When You Do Not Get Your Way, Throw a Tantrum
Castillo wanted to emulate President Alberto Fujimori’s self-coup of 1992. In that case, Fujimori enjoyed the support of the armed forces. Consequently, he dissolved Congress and assumed all the powers of the state.
Whether it is Castillo or not, someone is using his Twitter account to motivate his followers to confront law enforcement agents. The account is claiming he is a victim and is calling for his release and a constituent process for a new constitution. The Interior Ministry, in charge of local security, has warned of protest funding from narcotraffickers and illegal miners.
Rioters are accusing Congress of obstructing Castillo’s administration. However, his impeachment, which was imminent prior to his coup attempt, did not come out of nowhere. He faced credible accusations of leading a criminal organization from his presidential office. His cabinet was in disarray with 78 changes in 500 days, the most in the last 40 years.

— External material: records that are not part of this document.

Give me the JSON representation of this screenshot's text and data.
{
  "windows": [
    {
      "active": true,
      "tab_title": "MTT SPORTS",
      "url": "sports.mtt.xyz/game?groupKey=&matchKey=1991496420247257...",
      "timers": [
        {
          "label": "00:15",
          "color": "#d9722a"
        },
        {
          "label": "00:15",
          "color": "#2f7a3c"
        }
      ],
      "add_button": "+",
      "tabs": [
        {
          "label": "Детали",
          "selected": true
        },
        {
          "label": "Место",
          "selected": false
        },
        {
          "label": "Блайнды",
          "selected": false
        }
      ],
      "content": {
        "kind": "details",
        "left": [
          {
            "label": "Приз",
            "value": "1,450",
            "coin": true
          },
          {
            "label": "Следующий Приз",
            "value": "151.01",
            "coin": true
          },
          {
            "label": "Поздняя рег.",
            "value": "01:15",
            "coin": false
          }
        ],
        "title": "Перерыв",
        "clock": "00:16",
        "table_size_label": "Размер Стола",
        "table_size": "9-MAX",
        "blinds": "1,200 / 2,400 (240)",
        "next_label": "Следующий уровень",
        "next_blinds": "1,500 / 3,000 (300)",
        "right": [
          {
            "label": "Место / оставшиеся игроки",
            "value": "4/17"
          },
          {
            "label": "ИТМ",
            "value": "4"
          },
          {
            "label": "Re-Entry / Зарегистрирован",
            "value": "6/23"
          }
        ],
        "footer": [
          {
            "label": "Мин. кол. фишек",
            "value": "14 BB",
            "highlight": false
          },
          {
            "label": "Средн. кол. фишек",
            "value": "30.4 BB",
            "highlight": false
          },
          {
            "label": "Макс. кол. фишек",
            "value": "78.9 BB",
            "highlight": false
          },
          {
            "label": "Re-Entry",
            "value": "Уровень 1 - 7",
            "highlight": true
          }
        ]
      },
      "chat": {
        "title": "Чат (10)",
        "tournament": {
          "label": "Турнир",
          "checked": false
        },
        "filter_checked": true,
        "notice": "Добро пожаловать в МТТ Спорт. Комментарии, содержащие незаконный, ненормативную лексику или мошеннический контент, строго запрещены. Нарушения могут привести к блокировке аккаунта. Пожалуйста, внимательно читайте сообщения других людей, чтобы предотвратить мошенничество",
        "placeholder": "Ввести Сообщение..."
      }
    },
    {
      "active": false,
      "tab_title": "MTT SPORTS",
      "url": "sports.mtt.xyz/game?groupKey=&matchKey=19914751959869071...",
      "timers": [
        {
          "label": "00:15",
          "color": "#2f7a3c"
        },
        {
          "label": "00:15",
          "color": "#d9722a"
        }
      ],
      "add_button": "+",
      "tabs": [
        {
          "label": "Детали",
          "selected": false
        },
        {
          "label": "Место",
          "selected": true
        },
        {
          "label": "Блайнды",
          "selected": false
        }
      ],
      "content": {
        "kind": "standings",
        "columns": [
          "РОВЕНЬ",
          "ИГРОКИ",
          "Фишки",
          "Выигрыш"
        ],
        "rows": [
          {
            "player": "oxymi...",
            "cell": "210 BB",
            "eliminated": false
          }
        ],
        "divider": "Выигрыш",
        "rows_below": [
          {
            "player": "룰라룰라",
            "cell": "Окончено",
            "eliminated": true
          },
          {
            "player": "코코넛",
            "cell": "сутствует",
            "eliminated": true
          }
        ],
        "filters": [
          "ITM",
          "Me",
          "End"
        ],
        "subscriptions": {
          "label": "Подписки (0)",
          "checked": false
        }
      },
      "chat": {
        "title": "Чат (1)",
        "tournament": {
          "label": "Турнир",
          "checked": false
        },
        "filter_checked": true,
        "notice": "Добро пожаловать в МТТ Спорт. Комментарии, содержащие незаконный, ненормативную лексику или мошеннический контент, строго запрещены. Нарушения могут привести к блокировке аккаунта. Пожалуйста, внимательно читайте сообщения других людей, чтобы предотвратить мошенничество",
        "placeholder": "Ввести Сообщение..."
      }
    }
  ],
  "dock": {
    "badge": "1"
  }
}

Finally, despite a grandiose campaign there appeared to be zero policy agenda and all focus on the gravy train.
Interim President Boluarte has promised to govern with all political parties, and she has asked Congress to bring forward the presidential election to October 2023. In a genuflection to rioters, she has also called for a reform of the constitution.

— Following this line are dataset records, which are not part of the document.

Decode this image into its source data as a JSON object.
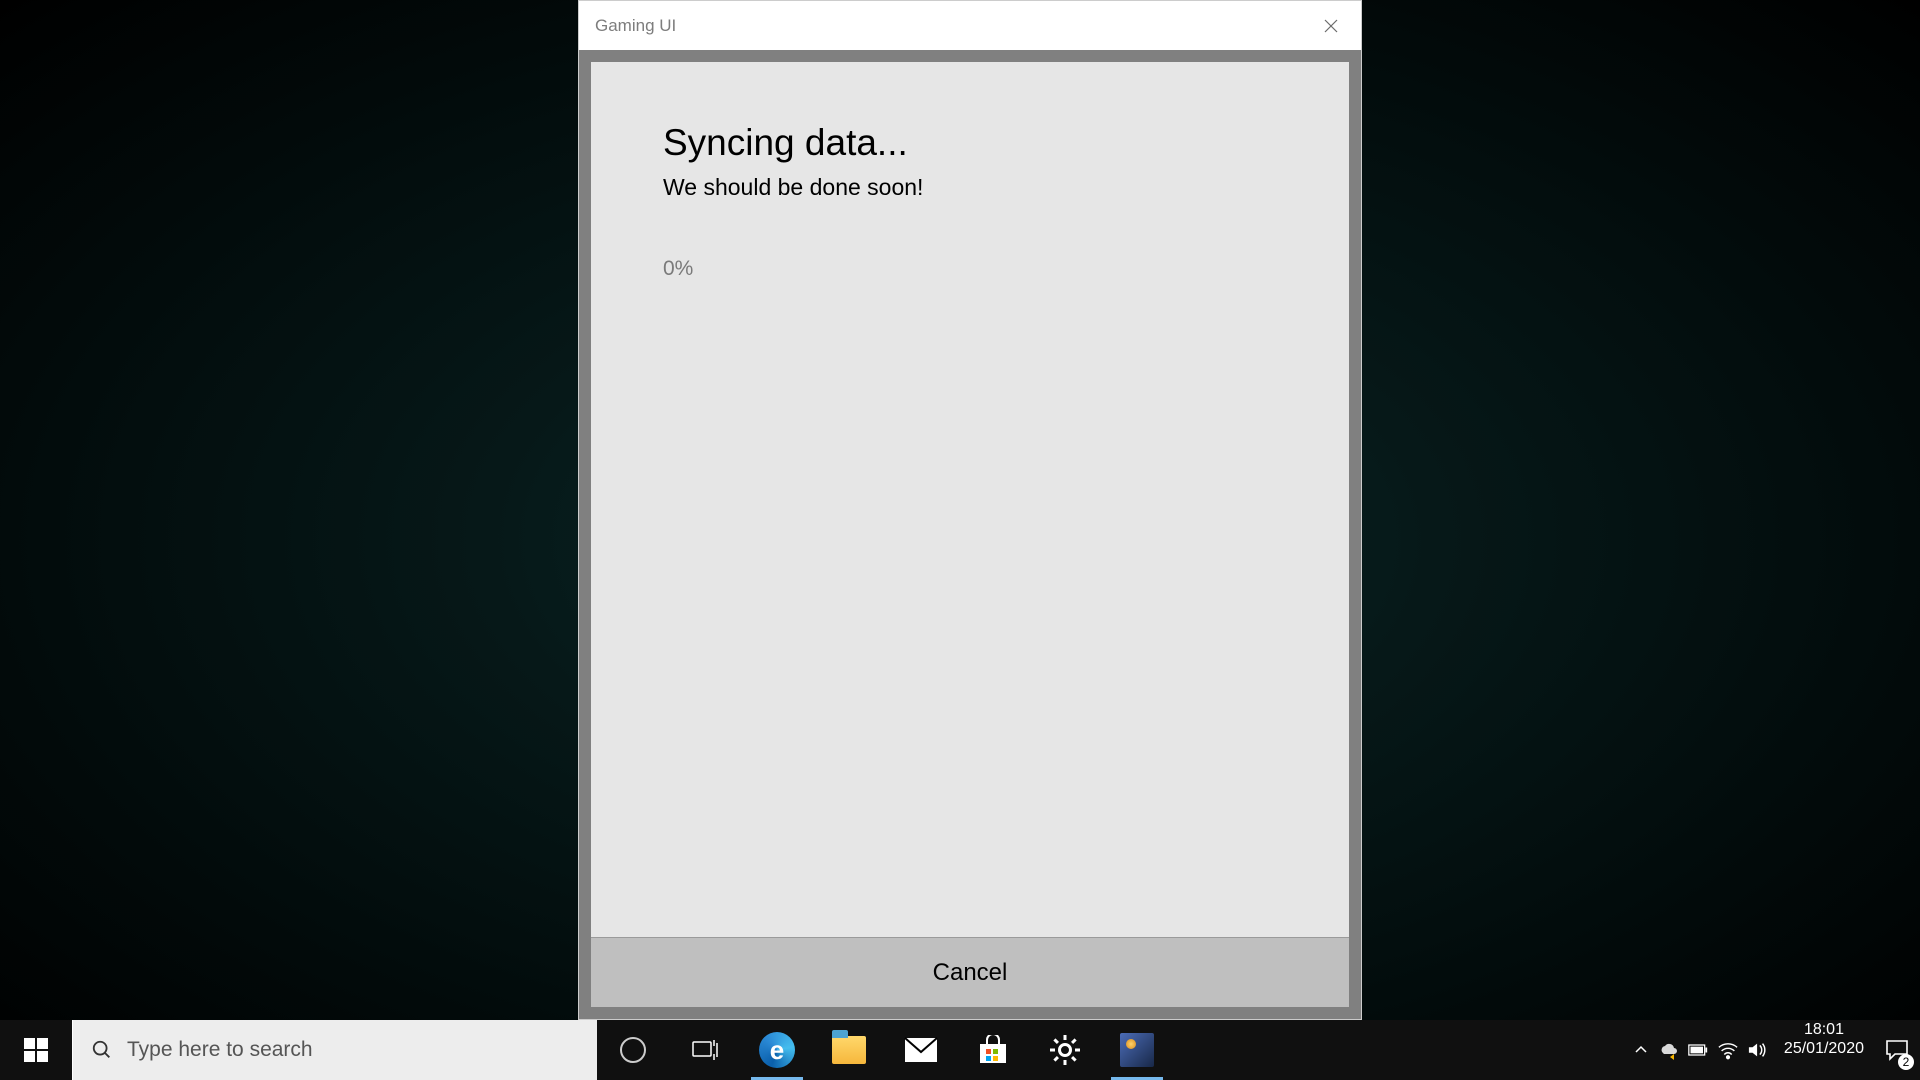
{
  "dialog": {
    "window_title": "Gaming UI",
    "heading": "Syncing data...",
    "subtext": "We should be done soon!",
    "progress_text": "0%",
    "cancel_label": "Cancel"
  },
  "taskbar": {
    "search_placeholder": "Type here to search",
    "tray": {
      "time": "18:01",
      "date": "25/01/2020",
      "notification_count": "2"
    }
  }
}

Her desire for a truce between rioters and law enforcement agents has failed to please rioters, who are demanding her immediate resignation, the closure of Congress, and Castillo’s release. Boluarte was, in fact, elected by those who are now demanding her resignation. She even said a year ago that she would resign if Castillo were removed from office by Congress. Many Free Peru supporters and Castillo loyalists perceive her position as betrayal.
Castillo supporters’ violent assaults on law enforcement agents and institutions have cornered police to respond in kind. In addition to the 65 people who have died, including one policeman, 1,000 have been injured, split about evenly between protesters and law enforcement agents. The Peruvian left are demanding an end to police repression. However, they have not engaged in peaceful dialogue nor halted their own violence.
Castillo is his own worst enemy and the source of Peru’s social unrest. With arrogance and clumsiness, Castillo tried to establish a dictatorship and failed. Peruvian institutional weaknesses, including an inability to control riots, suggest a similar fate for Boluarte and her successors.
Andrés Sebastián holds a bachelor’s degree in political science and international relations from the University of the Americas, Ecuador. He founded Libertario, a Spanish-speaking community that promotes the ideas of liberty in Latin America, and he collaborates with the Ecuadorian liberal think tank Libre Razón.